I don't exactly recall where I came across this book (edit: it was Wilson Cochrane who recommended it to me), but I bumped into it earlier in 2022 and I just recently picked it up to read it through. It was fantastic, I'm so glad I did.
This book is essentially an exposition on the last 250 years of philosophical development in western culture. Starting with the romantics, making his way through Nietzsche, Marx, and Darwin, continuing through Freud, and making his way into the countercultural 1960s and beyond (with. many other omitted from this list along the way), Trueman traces the layer-upon-layer of development of our understanding of the self that eventually culminated in the present moment with its current view of the self, and how sexuality and sexual expression is understood as a central facet of who we are. Trueman shows that the present moment and its conversations about sexual ethics are the natural culmination of the idea of the "theraputic self" and what it means when any sense of external authority to the world is removed from the ethical framework.
This was a dense read - it reads like an academic book on the history of philosophy - but it was a fantastic book.
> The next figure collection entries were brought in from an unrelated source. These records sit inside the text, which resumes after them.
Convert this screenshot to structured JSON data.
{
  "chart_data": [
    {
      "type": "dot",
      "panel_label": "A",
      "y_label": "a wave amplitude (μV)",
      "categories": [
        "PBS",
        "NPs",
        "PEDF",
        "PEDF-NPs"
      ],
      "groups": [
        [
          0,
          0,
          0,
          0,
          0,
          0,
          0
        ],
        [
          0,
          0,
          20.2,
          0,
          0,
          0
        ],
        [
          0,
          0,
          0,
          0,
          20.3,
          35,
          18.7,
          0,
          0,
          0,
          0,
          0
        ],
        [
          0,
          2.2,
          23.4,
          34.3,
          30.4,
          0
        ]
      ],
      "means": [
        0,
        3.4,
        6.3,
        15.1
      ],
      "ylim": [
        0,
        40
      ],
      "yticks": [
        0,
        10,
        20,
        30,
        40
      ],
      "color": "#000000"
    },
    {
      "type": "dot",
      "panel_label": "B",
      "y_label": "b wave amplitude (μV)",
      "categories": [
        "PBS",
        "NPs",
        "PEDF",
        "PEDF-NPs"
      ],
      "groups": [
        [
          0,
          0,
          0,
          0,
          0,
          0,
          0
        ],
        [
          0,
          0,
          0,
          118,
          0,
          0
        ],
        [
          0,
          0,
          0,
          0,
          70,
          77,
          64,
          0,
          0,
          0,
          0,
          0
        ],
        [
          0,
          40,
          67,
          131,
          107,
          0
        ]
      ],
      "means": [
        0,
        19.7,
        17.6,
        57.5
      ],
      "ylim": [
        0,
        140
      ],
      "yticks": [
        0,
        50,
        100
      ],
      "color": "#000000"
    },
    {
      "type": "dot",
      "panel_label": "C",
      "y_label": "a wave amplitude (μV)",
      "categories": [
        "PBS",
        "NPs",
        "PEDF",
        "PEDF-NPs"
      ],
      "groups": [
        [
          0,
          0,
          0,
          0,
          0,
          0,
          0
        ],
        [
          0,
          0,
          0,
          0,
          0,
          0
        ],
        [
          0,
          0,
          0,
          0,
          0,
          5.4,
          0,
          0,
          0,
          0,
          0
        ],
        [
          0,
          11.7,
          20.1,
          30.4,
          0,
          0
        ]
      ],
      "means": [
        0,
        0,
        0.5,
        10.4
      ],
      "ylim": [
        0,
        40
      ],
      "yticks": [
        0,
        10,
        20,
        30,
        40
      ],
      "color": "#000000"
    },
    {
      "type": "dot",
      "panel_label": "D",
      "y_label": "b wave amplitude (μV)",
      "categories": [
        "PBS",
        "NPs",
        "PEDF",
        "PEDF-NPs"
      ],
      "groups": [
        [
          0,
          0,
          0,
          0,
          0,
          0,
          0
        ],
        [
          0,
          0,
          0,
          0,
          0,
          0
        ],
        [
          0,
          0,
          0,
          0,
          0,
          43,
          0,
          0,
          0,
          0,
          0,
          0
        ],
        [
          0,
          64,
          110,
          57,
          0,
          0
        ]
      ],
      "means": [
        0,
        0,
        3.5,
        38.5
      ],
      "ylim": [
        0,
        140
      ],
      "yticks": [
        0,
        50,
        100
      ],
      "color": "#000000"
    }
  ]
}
As someone who engages culture as a part of my pastoral vocation, I feel like I understand the intellectual underpinnings and trajectory of our culture's ethical imagination in a way I never did before. It also has all kinds of thoughts churning inside about how we can meaningfully engage said culture in dialogue.
Anyone who doesn't mind an academic-type read and who wants a deep understanding of the underpinnings of our culture's understanding of our self and sexuality.